Diabetes I

Diabetology news

The focus of the 2015 Diabetes Congress held in Berlin this May was ‘Personalised diabetes treatment: innovative – individual – sustained’. EH reports on points aired during the supporting press briefing.

Report: Bettina Döbereiner

Professors participating in the press conference, from left: Andrey Zeyfang,...
Professors participating in the press conference, from left: Andrey Zeyfang, Dirk Müller-Wieland...
Source: DDG/Dirk Deckbar

Sustainability of diabetes treatment –To date, scientific studies have adequately proved that early protection and thus ideally the supply of insulin-producing beta cells can, in some cases, avoid the manifestation of diabetes in patients with pre-diabetes or the first manifestation of Type 2 diabetes, said Professor Norbert Stefan, President of the Diabetes Congress, but, he added, ‘above all it can significantly improve the course of the disease over a period of ten years. Reason? The body’s own insulin production is maintained for longer.’

Thus he puts forward the case for early treatment and aggressive blood glucose reduction. Stefan recommends a target blood glucose level of around 100 mg/dl (HbA1c 5.6%), which he achieves with the help of the drug metformin. He decidedly advises against the use of so-called sulphonylureas, because ‘They “squeeze” the pancreatic cells dry, making them produce ad infinitum and this eventually leads to a long term loss of function, which is therefore not sustainable.’

This preventive strategy is only suitable for non-obese patients. Bariatric surgery to treat obese patients, particularly if they do not respond to other treatments, has been hotly debated recently. Several studies have shown that, within two years, 60-80% of obese diabetics who have undergone this surgery experience a diabetes remission.
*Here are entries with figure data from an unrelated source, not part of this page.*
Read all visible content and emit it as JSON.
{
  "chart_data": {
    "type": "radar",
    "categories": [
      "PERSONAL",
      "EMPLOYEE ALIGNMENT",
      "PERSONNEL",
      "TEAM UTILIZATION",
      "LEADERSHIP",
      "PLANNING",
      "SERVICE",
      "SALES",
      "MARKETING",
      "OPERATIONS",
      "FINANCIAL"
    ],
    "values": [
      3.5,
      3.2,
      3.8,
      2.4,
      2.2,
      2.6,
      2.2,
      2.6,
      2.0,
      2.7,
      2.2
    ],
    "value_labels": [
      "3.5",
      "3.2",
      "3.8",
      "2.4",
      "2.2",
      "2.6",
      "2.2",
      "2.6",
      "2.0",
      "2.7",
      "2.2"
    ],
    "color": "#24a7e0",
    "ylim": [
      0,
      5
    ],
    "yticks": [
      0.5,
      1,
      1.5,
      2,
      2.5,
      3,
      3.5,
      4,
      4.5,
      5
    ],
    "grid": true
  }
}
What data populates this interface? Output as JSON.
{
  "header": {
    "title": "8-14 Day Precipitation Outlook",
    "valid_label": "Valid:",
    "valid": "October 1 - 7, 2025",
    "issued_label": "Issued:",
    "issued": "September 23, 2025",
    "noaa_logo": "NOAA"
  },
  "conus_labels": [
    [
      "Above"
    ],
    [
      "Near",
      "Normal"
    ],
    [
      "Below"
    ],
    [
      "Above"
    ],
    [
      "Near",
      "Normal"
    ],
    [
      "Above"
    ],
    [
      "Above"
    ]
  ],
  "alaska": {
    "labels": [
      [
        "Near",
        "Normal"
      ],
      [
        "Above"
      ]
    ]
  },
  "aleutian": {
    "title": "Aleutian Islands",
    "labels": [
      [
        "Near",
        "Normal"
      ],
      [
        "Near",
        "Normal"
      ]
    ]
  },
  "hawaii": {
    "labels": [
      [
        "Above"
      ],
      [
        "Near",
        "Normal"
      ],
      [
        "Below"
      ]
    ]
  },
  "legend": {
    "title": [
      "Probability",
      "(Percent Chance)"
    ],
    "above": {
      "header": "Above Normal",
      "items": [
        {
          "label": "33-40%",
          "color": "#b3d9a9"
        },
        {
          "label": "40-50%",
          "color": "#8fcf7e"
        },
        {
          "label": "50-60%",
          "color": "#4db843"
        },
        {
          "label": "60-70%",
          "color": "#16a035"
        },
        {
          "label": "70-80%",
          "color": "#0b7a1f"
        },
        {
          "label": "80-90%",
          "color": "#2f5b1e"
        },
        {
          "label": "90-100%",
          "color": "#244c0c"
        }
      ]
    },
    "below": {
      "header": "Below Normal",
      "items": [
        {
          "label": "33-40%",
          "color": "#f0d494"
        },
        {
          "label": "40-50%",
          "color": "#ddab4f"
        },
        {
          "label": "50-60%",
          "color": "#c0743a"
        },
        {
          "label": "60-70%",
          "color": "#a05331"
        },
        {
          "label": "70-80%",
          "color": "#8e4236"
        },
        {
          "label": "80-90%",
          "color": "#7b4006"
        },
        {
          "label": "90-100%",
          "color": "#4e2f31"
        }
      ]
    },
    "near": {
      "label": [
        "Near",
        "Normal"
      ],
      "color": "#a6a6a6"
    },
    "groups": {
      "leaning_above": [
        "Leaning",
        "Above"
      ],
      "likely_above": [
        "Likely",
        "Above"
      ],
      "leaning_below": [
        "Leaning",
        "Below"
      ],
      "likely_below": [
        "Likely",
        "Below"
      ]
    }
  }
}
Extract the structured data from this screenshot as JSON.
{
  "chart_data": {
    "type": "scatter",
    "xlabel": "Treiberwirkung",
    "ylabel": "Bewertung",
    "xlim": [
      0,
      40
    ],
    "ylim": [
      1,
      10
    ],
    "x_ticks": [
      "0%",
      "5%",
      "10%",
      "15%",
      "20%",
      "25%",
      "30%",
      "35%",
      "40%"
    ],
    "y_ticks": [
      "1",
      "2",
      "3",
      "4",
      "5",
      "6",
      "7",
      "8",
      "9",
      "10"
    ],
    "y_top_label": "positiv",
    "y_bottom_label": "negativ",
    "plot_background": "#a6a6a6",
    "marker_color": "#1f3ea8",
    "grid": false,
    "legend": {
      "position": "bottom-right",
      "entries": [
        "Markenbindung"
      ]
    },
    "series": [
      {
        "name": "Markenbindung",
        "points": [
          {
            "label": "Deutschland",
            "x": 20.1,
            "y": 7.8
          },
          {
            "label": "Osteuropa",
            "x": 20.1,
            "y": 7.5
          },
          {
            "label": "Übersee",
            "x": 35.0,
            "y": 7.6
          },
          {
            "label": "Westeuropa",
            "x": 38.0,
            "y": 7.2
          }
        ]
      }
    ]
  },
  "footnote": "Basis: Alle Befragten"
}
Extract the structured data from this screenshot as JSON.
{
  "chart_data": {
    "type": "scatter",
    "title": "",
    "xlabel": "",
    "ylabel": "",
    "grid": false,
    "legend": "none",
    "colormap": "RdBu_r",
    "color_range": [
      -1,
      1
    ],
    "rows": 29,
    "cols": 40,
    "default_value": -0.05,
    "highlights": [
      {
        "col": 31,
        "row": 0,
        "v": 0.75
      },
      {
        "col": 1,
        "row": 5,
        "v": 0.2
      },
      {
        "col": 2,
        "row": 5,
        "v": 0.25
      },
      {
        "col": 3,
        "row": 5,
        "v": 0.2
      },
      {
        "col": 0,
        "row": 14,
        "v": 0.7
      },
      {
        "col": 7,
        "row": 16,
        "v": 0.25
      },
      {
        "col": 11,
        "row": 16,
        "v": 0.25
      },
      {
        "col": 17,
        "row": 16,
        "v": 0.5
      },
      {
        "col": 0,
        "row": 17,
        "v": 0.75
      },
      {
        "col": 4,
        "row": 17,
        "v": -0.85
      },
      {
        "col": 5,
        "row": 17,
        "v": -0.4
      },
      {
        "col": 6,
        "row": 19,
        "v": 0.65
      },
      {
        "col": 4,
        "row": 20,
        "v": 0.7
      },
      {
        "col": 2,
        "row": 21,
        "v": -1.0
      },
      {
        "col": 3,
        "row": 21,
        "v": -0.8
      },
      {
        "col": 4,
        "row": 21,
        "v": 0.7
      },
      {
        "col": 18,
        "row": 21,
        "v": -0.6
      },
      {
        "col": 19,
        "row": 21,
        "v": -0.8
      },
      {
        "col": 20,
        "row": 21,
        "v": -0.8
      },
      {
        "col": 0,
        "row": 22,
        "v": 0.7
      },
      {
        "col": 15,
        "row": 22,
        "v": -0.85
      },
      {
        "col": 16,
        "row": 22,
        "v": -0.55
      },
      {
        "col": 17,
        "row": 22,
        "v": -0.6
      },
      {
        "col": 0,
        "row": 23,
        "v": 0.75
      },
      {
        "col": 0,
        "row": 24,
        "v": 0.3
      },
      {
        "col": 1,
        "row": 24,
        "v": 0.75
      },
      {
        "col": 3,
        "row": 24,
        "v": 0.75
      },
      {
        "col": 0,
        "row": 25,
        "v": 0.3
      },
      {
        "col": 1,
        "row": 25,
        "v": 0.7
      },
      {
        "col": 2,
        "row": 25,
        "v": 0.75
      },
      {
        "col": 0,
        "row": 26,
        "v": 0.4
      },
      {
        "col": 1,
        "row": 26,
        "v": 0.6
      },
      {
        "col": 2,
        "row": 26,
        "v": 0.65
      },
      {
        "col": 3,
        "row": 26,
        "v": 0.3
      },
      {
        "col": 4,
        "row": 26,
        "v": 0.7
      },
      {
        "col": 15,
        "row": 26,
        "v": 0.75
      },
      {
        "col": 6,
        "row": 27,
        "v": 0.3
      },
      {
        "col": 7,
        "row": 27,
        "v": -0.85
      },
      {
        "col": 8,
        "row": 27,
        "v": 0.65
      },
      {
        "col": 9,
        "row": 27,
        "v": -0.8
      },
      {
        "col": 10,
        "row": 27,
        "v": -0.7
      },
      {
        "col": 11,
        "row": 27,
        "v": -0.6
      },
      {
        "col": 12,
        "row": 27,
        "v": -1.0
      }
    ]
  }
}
However, the probability of remission after ten years is only 35%, according to Professor Dirk Müller-Wieland, press officer at the German Diabetes Association (DDG) and Senior Consultant at the Department of General Internal Medicine at the Asklepios Clinic St. Georg in Hamburg. He emphasised that results also suggest that, particularly in cases that are very difficult to treat, the diabetes remission rate after ten years is only 10-15%.

Müller Wieland therefore demands that this option as a secondary indication for obese diabetics should only be considered after careful, individual clarification and that, in view of possible side effects such as changes in gastrointestinal motility and long-term consequences (key word increased suicidal tendencies), should only be carried out with appropriate, structured preparation and aftercare. Independent of this gastric surgery, where organs are partially and irreversibly removed, there are currently three further treatment concepts that try to utilise the same mode of action – which is still not understood – but which are less invasive than the surgical reduction of stomach size. Up to now, all studies show that probably the upper part of the small intestine and the duodenum are responsible.

Müller-Wieland mentioned three different, promising treatment concepts. In the first, an impermeable sleeve, also called ‘gastric condom’, is inserted, preventing food coming into direct contact with the intestinal wall when passing through. The second concept consists of a selective ablation of the mucosa to partially disable it (see EH article on page 1 – duodenum ablation).

With the third concept, gastrointestinal motility is changed via electric modulation through interaction with the vegetative nervous system. Initial experimental data for these three approaches confirm their success and, said Müller-Wieland, point toward the development of ‘Interventional Diabetology’. However, we must first wait for the results of larger, more meaningful studies.

Soon, the so-called closed-loop-systems may help to further customise treatment, particularly for Type 1 diabetics, and notably to avoid the often underestimated hypoglycaemias, which frequently occur during the night. For this procedure, the currently available continuous blood glucose monitoring systems, which are implanted subcutaneously into the adipose tissue where they measure the glucose in the interstitial fluid (and transmit data to a mobile telephone), are to be combined with insulin pumps – also already available – through a complex algorithm in such a way that the system automatically and continuously calculates and dispenses the amount of insulin required.

‘We believe that the first closed-loop blood glucose monitoring systems will be available within the next two, maximally three years,’ said Professor Thomas Forst, Director at the Department of Medical Science at the Profil Institute for Metabolic Research in Neuss, Germany. Clinical studies, but also tests under daily life conditions in adults and children with diabetes type 1, have shown that the utilisation of these systems can reduce both hyper and hypoglycaemias considerably, particularly at night, he said.

Forst went one step further: ‘We’re already on the brink of the availability of hormonal closed loop systems,’ he said. The first systems of this kind are currently being trialled. They would make it possible not only to activate insulin supply when blood glucose levels are too high, but also to stop the supply of insulin if hypoglycaemia is imminent, activating the supply of glucagon instead.